A number of Student Services offices displaced by this construction have moved to temporary buildings since last semester.

Davis also wanted to make sure people know how to walk to the Technology and Cosmetology buildings. “Now you have to go along Freeport or…go around the PAC [Performing Arts Center].”

Davis is also responsible for ensuring that City College remains a “good neighbor” to the residents along 12th Avenue.

“I’ve had communications with [neighbors], sent out some notices over the summer…because sometimes the issue is, if we’re redirecting traffic down there, they’re dealing with this increased noise and traffic down their street,” she said. “I haven’t heard any complaints from them either.”

Both Davis and Hayman said they are confident that the displaced disability parking lot is not causing significant challenges.

“You know, we were concerned about the loss of the H Lot—16 spaces—but we repurposed, put nine of them back in the West Lot.
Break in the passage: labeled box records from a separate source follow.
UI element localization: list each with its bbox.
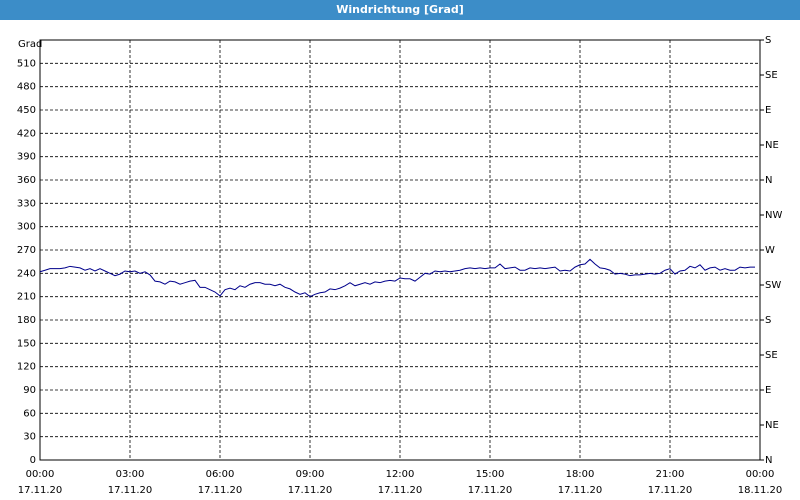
y2-tick-label: NE: [765, 420, 779, 431]
y-tick-label: 0: [30, 455, 36, 466]
y-tick-label: 180: [17, 315, 36, 326]
x-tick-label: 12:00: [386, 469, 415, 480]
y-tick-label: 420: [17, 128, 36, 139]
y-tick-label: 150: [17, 338, 36, 349]
y2-tick-label: E: [765, 105, 771, 116]
y2-tick-label: SE: [765, 350, 778, 361]
x-tick-date: 18.11.20: [738, 485, 783, 496]
y2-tick-label: S: [765, 35, 771, 46]
y-tick-label: 300: [17, 222, 36, 233]
y-tick-label: 30: [23, 432, 36, 443]
x-tick-date: 17.11.20: [558, 485, 603, 496]
x-tick-date: 17.11.20: [378, 485, 423, 496]
x-tick-label: 21:00: [656, 469, 685, 480]
y-tick-label: 450: [17, 105, 36, 116]
x-tick-date: 17.11.20: [18, 485, 63, 496]
x-tick-label: 18:00: [566, 469, 595, 480]
y-tick-label: 330: [17, 198, 36, 209]
y-tick-label: 480: [17, 82, 36, 93]
x-tick-label: 00:00: [26, 469, 55, 480]
x-tick-label: 03:00: [116, 469, 145, 480]
y-tick-label: 240: [17, 268, 36, 279]
y-tick-label: 60: [23, 408, 36, 419]
x-tick-date: 17.11.20: [468, 485, 513, 496]
x-tick-label: 00:00: [746, 469, 775, 480]
x-tick-date: 17.11.20: [198, 485, 243, 496]
x-tick-label: 06:00: [206, 469, 235, 480]
y-axis-label: Grad: [18, 39, 42, 50]
y2-tick-label: E: [765, 385, 771, 396]
y2-tick-label: N: [765, 175, 772, 186]
x-tick-date: 17.11.20: [648, 485, 693, 496]
y-tick-label: 120: [17, 362, 36, 373]
data-line: [39, 258, 755, 298]
x-tick-label: 09:00: [296, 469, 325, 480]
y-tick-label: 510: [17, 58, 36, 69]
x-tick-label: 15:00: [476, 469, 505, 480]
y2-tick-label: NW: [765, 210, 782, 221]
y-tick-label: 90: [23, 385, 36, 396]
x-tick-date: 17.11.20: [108, 485, 153, 496]
header-bar: [0, 0, 800, 20]
y2-tick-label: NE: [765, 140, 779, 151]
y-tick-label: 360: [17, 175, 36, 186]
y2-tick-label: N: [765, 455, 772, 466]
y-tick-label: 210: [17, 292, 36, 303]
y2-tick-label: SE: [765, 70, 778, 81]
chart-title: Windrichtung [Grad]: [336, 3, 464, 16]
y-tick-label: 390: [17, 152, 36, 163]
y2-tick-label: S: [765, 315, 771, 326]
x-tick-date: 17.11.20: [288, 485, 333, 496]
y-tick-label: 270: [17, 245, 36, 256]
y2-tick-label: SW: [765, 280, 781, 291]
y2-tick-label: W: [765, 245, 775, 256]
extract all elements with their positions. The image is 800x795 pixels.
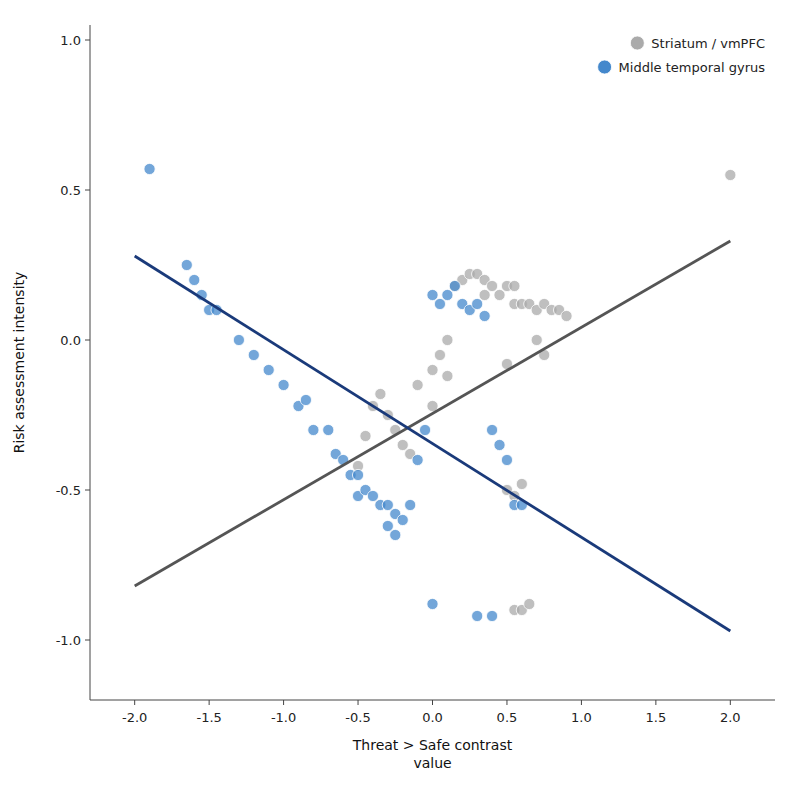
series-2 — [135, 241, 731, 586]
series-3 — [135, 256, 731, 631]
scatter-point — [472, 298, 483, 309]
plot-area — [135, 163, 736, 631]
legend: Striatum / vmPFC Middle temporal gyrus — [598, 36, 766, 75]
y-tick — [85, 190, 90, 191]
scatter-point — [278, 379, 289, 390]
y-tick-label: 0.0 — [60, 333, 81, 348]
scatter-point — [486, 280, 497, 291]
scatter-point — [516, 478, 527, 489]
y-tick — [85, 40, 90, 41]
scatter-point — [300, 394, 311, 405]
scatter-point — [434, 298, 445, 309]
y-tick-label: 0.5 — [60, 183, 81, 198]
scatter-point — [382, 520, 393, 531]
scatter-point — [561, 310, 572, 321]
x-axis-label: Threat > Safe contrast value — [352, 737, 513, 771]
scatter-point — [725, 169, 736, 180]
x-axis-label-line: value — [413, 755, 451, 771]
scatter-point — [367, 490, 378, 501]
scatter-point — [412, 379, 423, 390]
scatter-point — [352, 469, 363, 480]
y-tick-label: 1.0 — [60, 33, 81, 48]
scatter-point — [531, 334, 542, 345]
x-tick-label: 0.0 — [422, 710, 443, 725]
scatter-point — [397, 439, 408, 450]
scatter-point — [494, 289, 505, 300]
y-tick-label: -1.0 — [56, 633, 81, 648]
scatter-point — [442, 289, 453, 300]
scatter-point — [189, 274, 200, 285]
x-tick-label: 2.0 — [720, 710, 741, 725]
y-tick-label: -0.5 — [56, 483, 81, 498]
x-tick-label: -1.0 — [271, 710, 296, 725]
x-tick — [730, 700, 731, 705]
x-tick — [283, 700, 284, 705]
chart: -2.0 -1.5 -1.0 -0.5 0.0 0.5 1.0 1.5 2.0 -1.0 -0.5 0… — [0, 0, 800, 795]
scatter-point — [263, 364, 274, 375]
scatter-point — [479, 289, 490, 300]
y-tick — [85, 340, 90, 341]
x-tick-label: 1.0 — [571, 710, 592, 725]
scatter-point — [397, 514, 408, 525]
scatter-point — [494, 439, 505, 450]
scatter-point — [144, 163, 155, 174]
scatter-point — [248, 349, 259, 360]
y-tick — [85, 640, 90, 641]
scatter-point — [360, 430, 371, 441]
scatter-point — [375, 388, 386, 399]
scatter-point — [472, 610, 483, 621]
regression-line — [135, 241, 731, 586]
x-tick-label: 0.5 — [497, 710, 518, 725]
scatter-point — [412, 454, 423, 465]
scatter-point — [419, 424, 430, 435]
scatter-point — [427, 289, 438, 300]
scatter-point — [486, 424, 497, 435]
x-tick — [655, 700, 656, 705]
scatter-point — [479, 310, 490, 321]
scatter-point — [434, 349, 445, 360]
x-tick — [358, 700, 359, 705]
x-tick — [432, 700, 433, 705]
scatter-point — [486, 610, 497, 621]
scatter-point — [405, 499, 416, 510]
scatter-point — [390, 529, 401, 540]
x-tick-label: -1.5 — [196, 710, 221, 725]
x-tick — [581, 700, 582, 705]
x-tick — [134, 700, 135, 705]
scatter-point — [427, 598, 438, 609]
scatter-point — [308, 424, 319, 435]
scatter-point — [382, 499, 393, 510]
scatter-point — [524, 598, 535, 609]
legend-label: Middle temporal gyrus — [619, 60, 766, 75]
y-axis-label: Risk assessment intensity — [11, 272, 27, 454]
scatter-point — [449, 280, 460, 291]
x-axis-label-line: Threat > Safe contrast — [352, 737, 513, 753]
x-tick-label: 1.5 — [646, 710, 667, 725]
axes: -2.0 -1.5 -1.0 -0.5 0.0 0.5 1.0 1.5 2.0 -1.0 -0.5 0… — [11, 25, 775, 771]
scatter-point — [323, 424, 334, 435]
scatter-point — [501, 454, 512, 465]
scatter-point — [442, 370, 453, 381]
legend-label: Striatum / vmPFC — [651, 36, 765, 51]
legend-marker — [598, 60, 612, 74]
scatter-point — [442, 334, 453, 345]
regression-line — [135, 256, 731, 631]
scatter-point — [181, 259, 192, 270]
scatter-point — [233, 334, 244, 345]
x-tick-label: -2.0 — [122, 710, 147, 725]
scatter-point — [427, 364, 438, 375]
scatter-point — [449, 280, 460, 291]
scatter-point — [509, 280, 520, 291]
series-0 — [352, 169, 735, 615]
y-tick — [85, 490, 90, 491]
x-tick — [506, 700, 507, 705]
y-axis-line — [90, 25, 91, 700]
x-tick-label: -0.5 — [345, 710, 370, 725]
x-tick — [209, 700, 210, 705]
legend-marker — [630, 36, 644, 50]
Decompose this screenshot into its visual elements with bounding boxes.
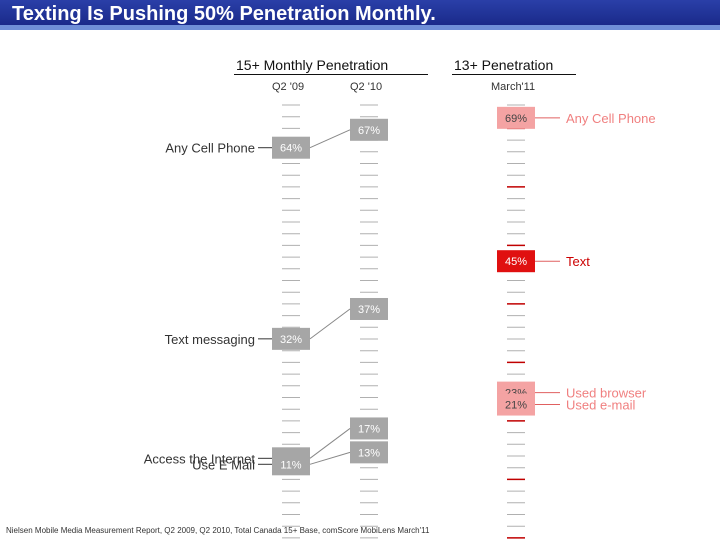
column-header-q2-10: Q2 '10 [350, 81, 383, 93]
value-box [350, 297, 388, 320]
value-label: 45% [505, 256, 527, 268]
header-right-underline [452, 74, 576, 75]
value-box [350, 417, 388, 440]
value-box [497, 393, 535, 416]
series-label: Used e-mail [566, 398, 635, 413]
value-box [350, 441, 388, 464]
series-label: Access the Internet [144, 451, 256, 466]
series-label: Any Cell Phone [566, 111, 656, 126]
trend-connector [309, 129, 351, 149]
value-label: 32% [280, 334, 302, 346]
value-box [272, 327, 310, 350]
trend-connector [309, 308, 351, 340]
header-monthly-penetration: 15+ Monthly Penetration [236, 57, 389, 73]
value-label: 67% [358, 125, 380, 137]
trend-connector [309, 451, 351, 465]
value-label: 13% [358, 447, 380, 459]
footnote: Nielsen Mobile Media Measurement Report,… [6, 526, 430, 535]
value-box [497, 106, 535, 129]
series-label: Any Cell Phone [165, 141, 255, 156]
title-bar: Texting Is Pushing 50% Penetration Month… [0, 0, 720, 30]
value-label: 37% [358, 304, 380, 316]
series-label: Text messaging [165, 332, 255, 347]
header-13-penetration: 13+ Penetration [454, 57, 554, 73]
series-label: Use E Mail [192, 457, 255, 472]
value-box [272, 453, 310, 476]
value-label: 21% [505, 400, 527, 412]
value-box [497, 250, 535, 273]
header-left-underline [234, 74, 428, 75]
column-header-march-11: March'11 [491, 81, 536, 93]
series-label: Used browser [566, 386, 647, 401]
value-label: 69% [505, 113, 527, 125]
series-label: Text [566, 254, 590, 269]
value-box [350, 118, 388, 141]
value-box [272, 136, 310, 159]
value-label: 17% [358, 423, 380, 435]
trend-connector [309, 428, 351, 459]
value-label: 64% [280, 143, 302, 155]
page-title: Texting Is Pushing 50% Penetration Month… [12, 3, 436, 25]
value-label: 11% [280, 459, 301, 471]
column-header-q2-09: Q2 '09 [272, 81, 305, 93]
Those are getting well used, and we have the new lot, the K Lot, over by the temporaries as a drop-off point for Paratransit vehicles,” said Hayman.

Davis also pointed to the parking lot nearest to the Disability Resource Center.

“We have, down 12th Avenue, the K Lot where Paratransit has been redirected to do drop-offs because that also has a lot of disabled parking.”

Salina Banderas-Moreno, English and sociology major, said she does not normally use Paratransit and prefers to get around campus in a manual wheelchair. “I’m as independent as possible…a normal part of the school and people walking.”

Even though the trip out to the new DSPS location can be “tough when I’m driving by hand in a manual, instead of a motorized, wheelchair,” Banderas-Moreno said she knows where it is and how to get there.

“Temp 8 is not as convenient. [It’s] a lot further from my classes,” said Banderas-Moreno during the first week of school. “I haven’t been there yet—no time.”

The temporary buildings on the north side of campus have been given some special care to improve the experience of anyone who does visit.

“They’re tight, but clean,” said Michael Poindexter, vice president of student services, “[with] new carpet, new paint, new tables and chairs—as comfortable as possible.”